In the paper, researchers said, “On pumping with nanojoule light pulses, green laser emission is generated inside the cells. The characteristics of the lasing spectrum provide each cell with a barcode-type label which enables uniquely identifying and tracking individual migrating cells. Self-sustained lasing from cells paves the way to new forms of cell tracking, intracellular sensing, and adaptive imaging.”
The team at Harvard University turning cells into lasers has tried it before. But last time they had to put the cells inside a special optical cavity to make them shine. Pumping light into a sphere can create the resonance that produces sharply defined laser light.
This time the team showed that some cells could lase on their own. They chose pig fat because each cell contains a large, nearly perfectly spherical ball of fat inside it. They added a glowing fluorescent dye and then started up the microlasers by shining in light through an optical fiber.
Seok Hyun Yun, an associate professor at Massachusetts General Hospital and Harvard Medical School, says his long-term goal is to use intracellular microlasers as research tools, sensors, or perhaps as part of a drug treatment.
Lasing cells could add to the repertoire of techniques that scientists have to label and study cells like adding quantum dots or bioluminescent particles. For instance, the laser light put out by a sphere inside a cell will change depending on how much pressure a cell is under.

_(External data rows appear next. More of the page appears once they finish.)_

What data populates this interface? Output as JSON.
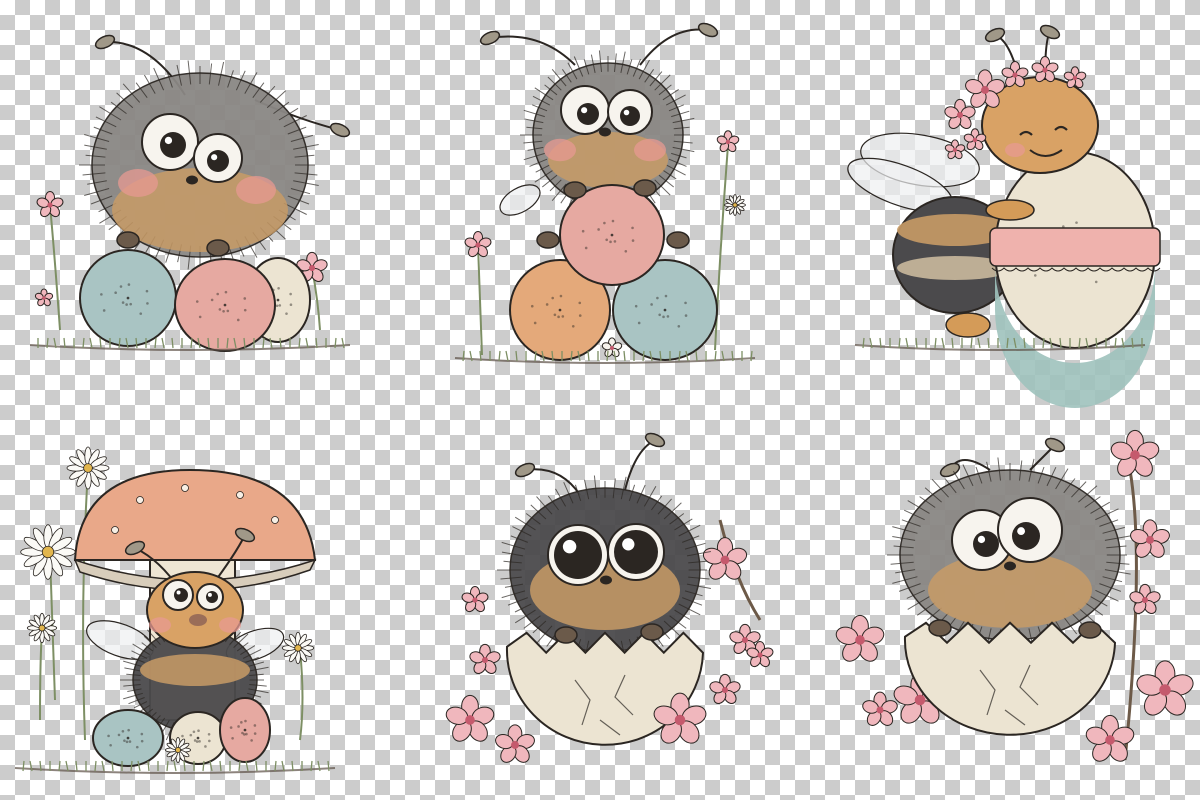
{
  "canvas": {
    "background": "transparency-checkerboard"
  },
  "palette": {
    "fur_dark": "#4b4a4c",
    "fur_mid": "#8a8784",
    "fur_tan": "#c89b66",
    "cheek": "#e79a92",
    "egg_blue": "#a9c4c3",
    "egg_pink": "#e6a9a1",
    "egg_peach": "#e4a97a",
    "egg_cream": "#ece4d2",
    "egg_teal": "#9fc2bd",
    "ribbon_pink": "#efb2ad",
    "mushroom_cap": "#e9a889",
    "blossom_pink": "#f0b7bd",
    "blossom_center": "#c55a6d",
    "stem_green": "#7d8f64",
    "ink": "#2b2622",
    "eye_white": "#f7f4ee"
  },
  "illustrations": [
    {
      "id": "bee-fuzzy-on-two-eggs",
      "eggs": [
        "egg_blue",
        "egg_pink",
        "egg_cream"
      ],
      "flowers": "pink-wildflowers"
    },
    {
      "id": "bee-hugging-egg-on-two-eggs",
      "eggs": [
        "egg_pink",
        "egg_peach",
        "egg_blue"
      ],
      "flowers": "pink-wildflowers"
    },
    {
      "id": "bee-flower-crown-with-ribbon-egg",
      "eggs": [
        "egg_cream",
        "egg_teal"
      ],
      "flowers": "flower-crown"
    },
    {
      "id": "bee-under-mushroom",
      "eggs": [
        "egg_blue",
        "egg_cream",
        "egg_pink"
      ],
      "flowers": "daisies"
    },
    {
      "id": "bee-in-cracked-egg-big-eyes",
      "eggs": [
        "egg_cream"
      ],
      "flowers": "cherry-blossoms"
    },
    {
      "id": "bee-in-cracked-egg-googly-eyes",
      "eggs": [
        "egg_cream"
      ],
      "flowers": "cherry-blossoms"
    }
  ]
}
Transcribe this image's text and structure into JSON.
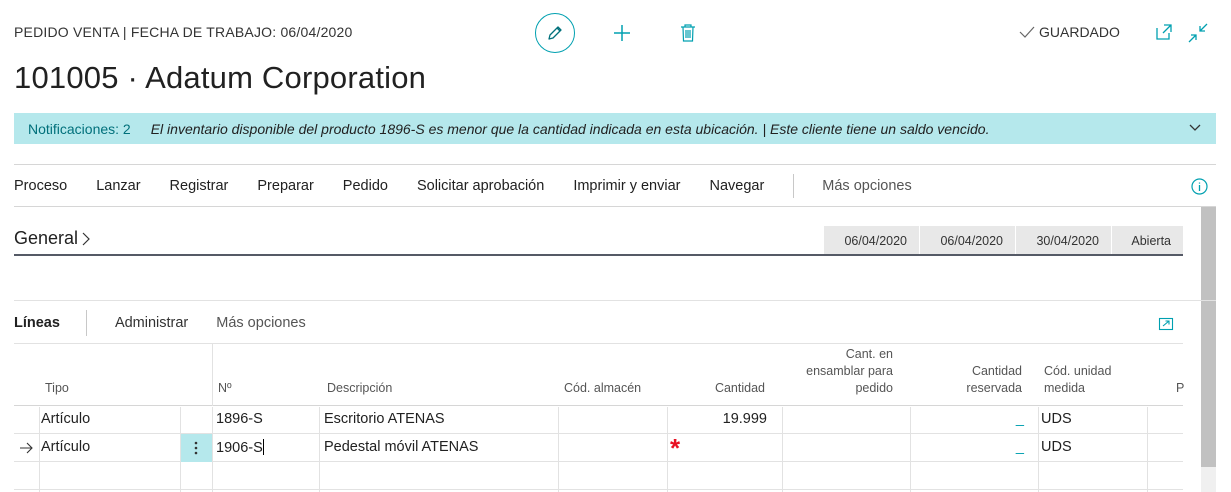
{
  "header": {
    "caption": "PEDIDO VENTA | FECHA DE TRABAJO: 06/04/2020",
    "saved_label": "GUARDADO",
    "title": "101005 · Adatum Corporation"
  },
  "notifications": {
    "count_label": "Notificaciones: 2",
    "message": "El inventario disponible del producto 1896-S es menor que la cantidad indicada en esta ubicación. | Este cliente tiene un saldo vencido."
  },
  "actions": [
    "Proceso",
    "Lanzar",
    "Registrar",
    "Preparar",
    "Pedido",
    "Solicitar aprobación",
    "Imprimir y enviar",
    "Navegar"
  ],
  "actions_more": "Más opciones",
  "general": {
    "label": "General",
    "summary": [
      "06/04/2020",
      "06/04/2020",
      "30/04/2020",
      "Abierta"
    ]
  },
  "lines": {
    "label": "Líneas",
    "manage": "Administrar",
    "more": "Más opciones",
    "columns": {
      "tipo": "Tipo",
      "no": "Nº",
      "descripcion": "Descripción",
      "almacen": "Cód. almacén",
      "cantidad": "Cantidad",
      "ensamblar": "Cant. en ensamblar para pedido",
      "reservada": "Cantidad reservada",
      "unidad": "Cód. unidad medida",
      "p": "P"
    },
    "rows": [
      {
        "tipo": "Artículo",
        "no": "1896-S",
        "descripcion": "Escritorio ATENAS",
        "almacen": "",
        "cantidad": "19.999",
        "reservada": "_",
        "unidad": "UDS"
      },
      {
        "tipo": "Artículo",
        "no": "1906-S",
        "descripcion": "Pedestal móvil ATENAS",
        "almacen": "",
        "cantidad": "",
        "required_mark": "*",
        "reservada": "_",
        "unidad": "UDS"
      }
    ]
  },
  "colors": {
    "accent": "#00a0b0",
    "notification_bg": "#b5e8ec",
    "required": "#e81123"
  }
}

It’s not just pig fat lasers, by the way. Yun’s team also found they could turn others cells into a laser by injecting oil droplets into them. They also tried inserting tiny polystyrene beads to change the tuning of the laser. By combining beads of different sizes with several fluorescent dyes, the researchers estimated they should be able to create roughly as many unique laser tags as there are cells in the human body.
Yun cautions that the technique is not yet ready for therapeutic use. But eventually the modified cells could be used to locate target tissue, such as a cancerous tumour, and active pre-loaded, light-sensitive drugs only in that area.